Tuesday, November 6, 2007
Edwidge Danticat is a brilliant storyteller who has written a number of my favorite books, including Breath, Eyes, Memory, and Krik? Krak! But I will say none are more important than her latest work, Brother, I'm Dying. Brother was recently named a finalist for the National Book Award, and Danticat spoke to the South Florida Sun-Sentinel about the nomination and her experience writing the book.
Brother follows Danticat's upbringing in both Haiti and America, and deals with the deaths of Danticat's two fathers: her father's brother, who raised Edwidge in Haiti; and her real father, who came to the U.S. when Edwidge was a young girl in search of work.
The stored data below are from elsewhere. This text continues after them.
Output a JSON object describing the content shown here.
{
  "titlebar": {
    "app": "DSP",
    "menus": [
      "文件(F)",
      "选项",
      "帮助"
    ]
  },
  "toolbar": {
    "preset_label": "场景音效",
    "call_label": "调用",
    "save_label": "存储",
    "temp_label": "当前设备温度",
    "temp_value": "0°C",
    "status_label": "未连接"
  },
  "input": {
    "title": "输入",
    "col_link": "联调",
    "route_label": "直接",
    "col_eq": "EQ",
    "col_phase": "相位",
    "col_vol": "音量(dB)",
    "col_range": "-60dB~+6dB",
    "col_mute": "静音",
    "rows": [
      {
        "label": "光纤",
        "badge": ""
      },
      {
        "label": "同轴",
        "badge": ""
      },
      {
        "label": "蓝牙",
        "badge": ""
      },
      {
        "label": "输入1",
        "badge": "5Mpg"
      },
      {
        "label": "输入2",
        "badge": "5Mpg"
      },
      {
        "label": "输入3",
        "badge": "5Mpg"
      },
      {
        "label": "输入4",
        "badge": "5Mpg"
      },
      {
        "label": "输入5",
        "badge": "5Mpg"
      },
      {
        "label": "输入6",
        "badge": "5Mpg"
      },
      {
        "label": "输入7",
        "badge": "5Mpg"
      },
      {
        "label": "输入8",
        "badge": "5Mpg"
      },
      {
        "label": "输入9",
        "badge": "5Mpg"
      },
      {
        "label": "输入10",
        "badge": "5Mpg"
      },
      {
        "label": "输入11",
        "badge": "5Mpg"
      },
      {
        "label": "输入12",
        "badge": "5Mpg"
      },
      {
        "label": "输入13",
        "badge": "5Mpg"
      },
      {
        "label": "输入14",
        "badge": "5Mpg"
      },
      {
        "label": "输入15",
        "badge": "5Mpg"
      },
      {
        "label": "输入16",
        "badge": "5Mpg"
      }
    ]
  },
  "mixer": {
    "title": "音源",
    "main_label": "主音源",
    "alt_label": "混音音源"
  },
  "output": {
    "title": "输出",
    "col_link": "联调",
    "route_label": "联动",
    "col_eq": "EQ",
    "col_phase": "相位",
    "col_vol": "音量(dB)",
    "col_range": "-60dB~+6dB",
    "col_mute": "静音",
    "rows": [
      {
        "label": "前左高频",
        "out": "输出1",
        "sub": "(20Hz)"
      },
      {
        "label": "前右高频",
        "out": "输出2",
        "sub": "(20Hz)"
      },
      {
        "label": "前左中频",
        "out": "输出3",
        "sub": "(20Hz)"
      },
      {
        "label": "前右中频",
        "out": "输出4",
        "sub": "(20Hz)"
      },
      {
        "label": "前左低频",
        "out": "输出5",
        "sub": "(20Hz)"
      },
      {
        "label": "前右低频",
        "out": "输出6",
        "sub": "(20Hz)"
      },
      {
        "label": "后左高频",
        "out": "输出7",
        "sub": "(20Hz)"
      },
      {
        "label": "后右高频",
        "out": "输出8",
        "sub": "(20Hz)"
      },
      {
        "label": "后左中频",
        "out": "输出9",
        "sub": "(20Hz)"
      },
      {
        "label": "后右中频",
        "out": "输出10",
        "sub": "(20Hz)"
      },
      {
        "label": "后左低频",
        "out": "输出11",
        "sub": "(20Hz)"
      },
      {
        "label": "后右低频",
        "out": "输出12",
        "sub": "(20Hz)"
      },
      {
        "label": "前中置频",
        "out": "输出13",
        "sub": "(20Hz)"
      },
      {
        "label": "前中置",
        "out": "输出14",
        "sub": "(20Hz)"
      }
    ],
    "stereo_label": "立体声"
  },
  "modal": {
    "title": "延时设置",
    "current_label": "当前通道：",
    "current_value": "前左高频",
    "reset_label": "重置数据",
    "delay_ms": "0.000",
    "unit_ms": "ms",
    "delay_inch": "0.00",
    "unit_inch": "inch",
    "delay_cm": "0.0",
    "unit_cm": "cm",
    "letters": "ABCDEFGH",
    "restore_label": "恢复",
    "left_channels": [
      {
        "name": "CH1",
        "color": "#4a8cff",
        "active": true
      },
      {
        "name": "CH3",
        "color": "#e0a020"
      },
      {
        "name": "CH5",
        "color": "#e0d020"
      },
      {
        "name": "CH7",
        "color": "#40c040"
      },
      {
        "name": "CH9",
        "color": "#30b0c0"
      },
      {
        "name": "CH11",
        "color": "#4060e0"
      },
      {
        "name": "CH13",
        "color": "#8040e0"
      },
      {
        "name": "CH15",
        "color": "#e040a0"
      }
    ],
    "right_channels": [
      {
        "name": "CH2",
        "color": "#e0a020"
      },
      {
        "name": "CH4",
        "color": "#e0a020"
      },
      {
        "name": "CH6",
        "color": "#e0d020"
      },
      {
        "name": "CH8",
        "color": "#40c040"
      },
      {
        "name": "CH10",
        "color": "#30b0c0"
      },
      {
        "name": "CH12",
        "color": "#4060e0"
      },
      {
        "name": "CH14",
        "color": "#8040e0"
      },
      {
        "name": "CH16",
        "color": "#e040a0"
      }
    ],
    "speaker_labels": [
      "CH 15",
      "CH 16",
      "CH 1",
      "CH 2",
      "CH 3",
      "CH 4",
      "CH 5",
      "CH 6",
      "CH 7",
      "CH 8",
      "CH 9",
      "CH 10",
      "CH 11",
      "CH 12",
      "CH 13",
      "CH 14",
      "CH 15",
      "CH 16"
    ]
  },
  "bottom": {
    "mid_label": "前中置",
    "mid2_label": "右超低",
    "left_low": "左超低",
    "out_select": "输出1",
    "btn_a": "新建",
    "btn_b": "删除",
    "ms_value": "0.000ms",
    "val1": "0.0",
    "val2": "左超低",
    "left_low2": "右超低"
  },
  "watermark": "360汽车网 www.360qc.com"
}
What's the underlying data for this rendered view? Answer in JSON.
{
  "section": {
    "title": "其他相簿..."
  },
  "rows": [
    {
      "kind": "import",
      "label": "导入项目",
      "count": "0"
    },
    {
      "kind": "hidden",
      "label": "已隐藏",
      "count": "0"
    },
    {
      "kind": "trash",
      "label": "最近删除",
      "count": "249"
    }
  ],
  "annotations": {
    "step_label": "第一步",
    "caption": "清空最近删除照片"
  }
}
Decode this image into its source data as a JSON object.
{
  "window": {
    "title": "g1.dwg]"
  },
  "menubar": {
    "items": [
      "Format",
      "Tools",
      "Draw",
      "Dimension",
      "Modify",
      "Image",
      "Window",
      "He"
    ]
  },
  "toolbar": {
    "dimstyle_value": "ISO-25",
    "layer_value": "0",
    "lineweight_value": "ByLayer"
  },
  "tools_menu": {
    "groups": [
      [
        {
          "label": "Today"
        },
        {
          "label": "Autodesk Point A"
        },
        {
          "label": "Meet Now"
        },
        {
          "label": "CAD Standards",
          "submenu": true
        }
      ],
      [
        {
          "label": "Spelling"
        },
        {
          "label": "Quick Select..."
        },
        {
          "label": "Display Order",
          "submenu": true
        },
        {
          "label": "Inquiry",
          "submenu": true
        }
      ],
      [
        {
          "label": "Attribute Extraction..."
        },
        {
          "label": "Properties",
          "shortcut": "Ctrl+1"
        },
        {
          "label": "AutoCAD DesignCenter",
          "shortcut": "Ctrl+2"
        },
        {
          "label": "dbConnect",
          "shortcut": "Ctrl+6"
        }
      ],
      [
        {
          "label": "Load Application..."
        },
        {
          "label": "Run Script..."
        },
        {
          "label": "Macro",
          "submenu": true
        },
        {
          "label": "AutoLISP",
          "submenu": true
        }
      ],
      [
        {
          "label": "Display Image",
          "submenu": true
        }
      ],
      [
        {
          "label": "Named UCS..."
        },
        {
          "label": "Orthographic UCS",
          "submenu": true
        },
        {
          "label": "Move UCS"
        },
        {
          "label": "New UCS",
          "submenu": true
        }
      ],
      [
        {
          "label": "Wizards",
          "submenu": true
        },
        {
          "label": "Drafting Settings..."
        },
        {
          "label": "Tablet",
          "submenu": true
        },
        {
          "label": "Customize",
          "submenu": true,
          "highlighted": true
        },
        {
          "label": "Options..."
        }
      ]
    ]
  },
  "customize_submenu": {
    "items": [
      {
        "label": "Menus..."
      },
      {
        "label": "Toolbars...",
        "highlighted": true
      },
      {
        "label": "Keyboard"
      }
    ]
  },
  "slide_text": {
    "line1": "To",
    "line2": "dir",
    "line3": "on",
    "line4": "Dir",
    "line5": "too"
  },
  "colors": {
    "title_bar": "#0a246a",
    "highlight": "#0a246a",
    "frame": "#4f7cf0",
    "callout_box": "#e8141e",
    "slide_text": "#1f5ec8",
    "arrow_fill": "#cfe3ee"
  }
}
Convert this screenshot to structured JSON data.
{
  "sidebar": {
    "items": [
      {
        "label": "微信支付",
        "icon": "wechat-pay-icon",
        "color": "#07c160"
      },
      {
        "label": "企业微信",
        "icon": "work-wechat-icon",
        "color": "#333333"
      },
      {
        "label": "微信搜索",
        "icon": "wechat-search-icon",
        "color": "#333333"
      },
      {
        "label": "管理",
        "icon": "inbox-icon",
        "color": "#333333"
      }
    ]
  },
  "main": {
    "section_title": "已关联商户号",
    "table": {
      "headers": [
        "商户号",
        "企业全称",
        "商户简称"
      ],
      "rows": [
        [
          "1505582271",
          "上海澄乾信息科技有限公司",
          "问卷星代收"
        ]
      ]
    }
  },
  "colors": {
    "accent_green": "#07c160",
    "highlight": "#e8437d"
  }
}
The harrowing part of this memoir that will make you remember it forever:
In 2004, Danticat's uncle came to the U.S. to visit as he had numerous times before. However, on his last visit, he was without his visa and papers; they perished in the flames that engulfed his Port Au Prince neighborhood after a clash between U.N. Peacekeeping Forces and local gangs. Because he came to Miami without proper documentation, Danticat's 82 year old uncle was sent to Krome, a maximum security immigration detention center. There, he was denied access to medications he took regularly for health problems, and he was mistreated and poorly fed. Danticat was told that she could not visit her uncle, not knowing that his health was deteriorating rapidly. Less than a week after he arrived at Krome, Edwidge's beloved uncle, who had survived cancer and political instability in Haiti, was dead.
The cruelty that immigrants often face in America occurs all the time but rarely is it vocalized and given a name. Through her brilliant writing, Danticat lays claim to it; its ugliness, its racism, its brutality. I congratulate Danticat on the nomination and wish her the best.
If we don't tell our stories, no one else will.